By the end of Summer, with many short stories under my belt, I was inspired by my first book sized idea. Called ''The Ultimate Tool'', it was about a future where we all had wireless personal information devices that could link us with vast databases which helped us stay in touch with others, be aware of emerging news stories, and pull-up precise facts about things as we needed them in our daily lives. It would make us feel smart and connected all the time and my story would explore the impact of a device such as this on our lives and even feature a subplot about a young man who lost his device and was subsequently lost in the world he was familiar with, but without it he felt helpless and clueless as the world continued on around him. Worn as a headband rather than as a smart phone in our pocket, I see we're likely just a few years shy of being there today.
My book would climax with the second guy in charge of the company that made the devices using them to swallow the whole of the populace of the world into a virtual reality of 'the normal world' while their bodies were actually repurposed into slave labor in the physical world at the whims of the tool making company. This hegemony would be over thrown by the guy who had lost his device, thus seeing the world transformed for what it was, the original inventor of the device, dead but still existing in the network as a simulated presence, and his niece, whom he had been shepherding through life via the network and allowed her to see past the simulated world they were unwittingly thrust into.

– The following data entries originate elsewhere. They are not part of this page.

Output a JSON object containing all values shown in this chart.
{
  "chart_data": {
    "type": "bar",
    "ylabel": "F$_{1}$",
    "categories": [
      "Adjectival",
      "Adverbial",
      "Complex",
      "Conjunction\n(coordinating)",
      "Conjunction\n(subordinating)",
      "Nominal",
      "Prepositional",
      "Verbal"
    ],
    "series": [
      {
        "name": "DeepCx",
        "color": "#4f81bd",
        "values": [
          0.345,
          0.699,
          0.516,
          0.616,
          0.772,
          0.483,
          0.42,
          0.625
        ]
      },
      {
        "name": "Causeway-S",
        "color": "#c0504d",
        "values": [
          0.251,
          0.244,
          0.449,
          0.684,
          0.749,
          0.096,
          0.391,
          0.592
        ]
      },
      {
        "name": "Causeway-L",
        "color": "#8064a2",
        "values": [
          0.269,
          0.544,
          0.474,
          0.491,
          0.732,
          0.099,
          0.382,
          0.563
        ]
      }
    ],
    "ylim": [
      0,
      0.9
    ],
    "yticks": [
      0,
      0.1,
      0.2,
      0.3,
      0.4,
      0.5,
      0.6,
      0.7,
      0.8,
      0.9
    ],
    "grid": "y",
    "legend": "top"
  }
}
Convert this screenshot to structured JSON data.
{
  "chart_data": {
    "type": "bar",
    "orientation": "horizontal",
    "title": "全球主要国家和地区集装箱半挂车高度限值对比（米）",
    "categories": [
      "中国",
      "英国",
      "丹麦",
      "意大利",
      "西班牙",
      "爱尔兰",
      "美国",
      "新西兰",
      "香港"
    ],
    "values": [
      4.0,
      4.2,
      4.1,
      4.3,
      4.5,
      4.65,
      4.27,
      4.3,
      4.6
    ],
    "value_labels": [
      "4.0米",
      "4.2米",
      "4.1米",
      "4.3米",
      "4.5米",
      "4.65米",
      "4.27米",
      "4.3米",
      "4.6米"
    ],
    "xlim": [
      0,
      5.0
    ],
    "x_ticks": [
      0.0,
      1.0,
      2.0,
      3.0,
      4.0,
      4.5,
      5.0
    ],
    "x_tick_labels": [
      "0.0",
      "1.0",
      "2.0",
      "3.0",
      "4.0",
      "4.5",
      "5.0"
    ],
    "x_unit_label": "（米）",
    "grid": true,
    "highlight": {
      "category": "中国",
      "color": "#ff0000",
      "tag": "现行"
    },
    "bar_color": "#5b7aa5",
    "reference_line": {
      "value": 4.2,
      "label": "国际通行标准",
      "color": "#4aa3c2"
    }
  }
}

I wrote the segment where the dying founder introduces his niece to the virtual reality world concept as a short story and was very happy with it. While I had been writing all of my previous short stories from the beginning to the end as they occurred to me, in the case of this book premise, I decided I needed to actually outline it before I continued with it. Fleshing out the outline with the subplots, main characters, key moments and the climax & resolution, I discovered I had made a terrible mistake. When I would come up with an idea, my motivating factor to write a story was to discover how it unfolded and ended. Like watching a movie except with the screen being the computer screen as my fingers typed in what happened next in real time. An immersive and exciting way to write a story as it was revealed to you by your own fingers, I would then sometimes have to go back and polish-up a few problems with the final text. In the case of the book, by figuring it all out as an outline, I lost all interest in actually writing it up as prose; after all, I already experienced the story so what was the point of writing it up? It would just be a chore. But I couldn't very well pass around my outline to my friends saying 'read this' and gain their interest in what I'd come up with.
I felt I had thrown away my first big book idea and pledged to never make that same mistake again.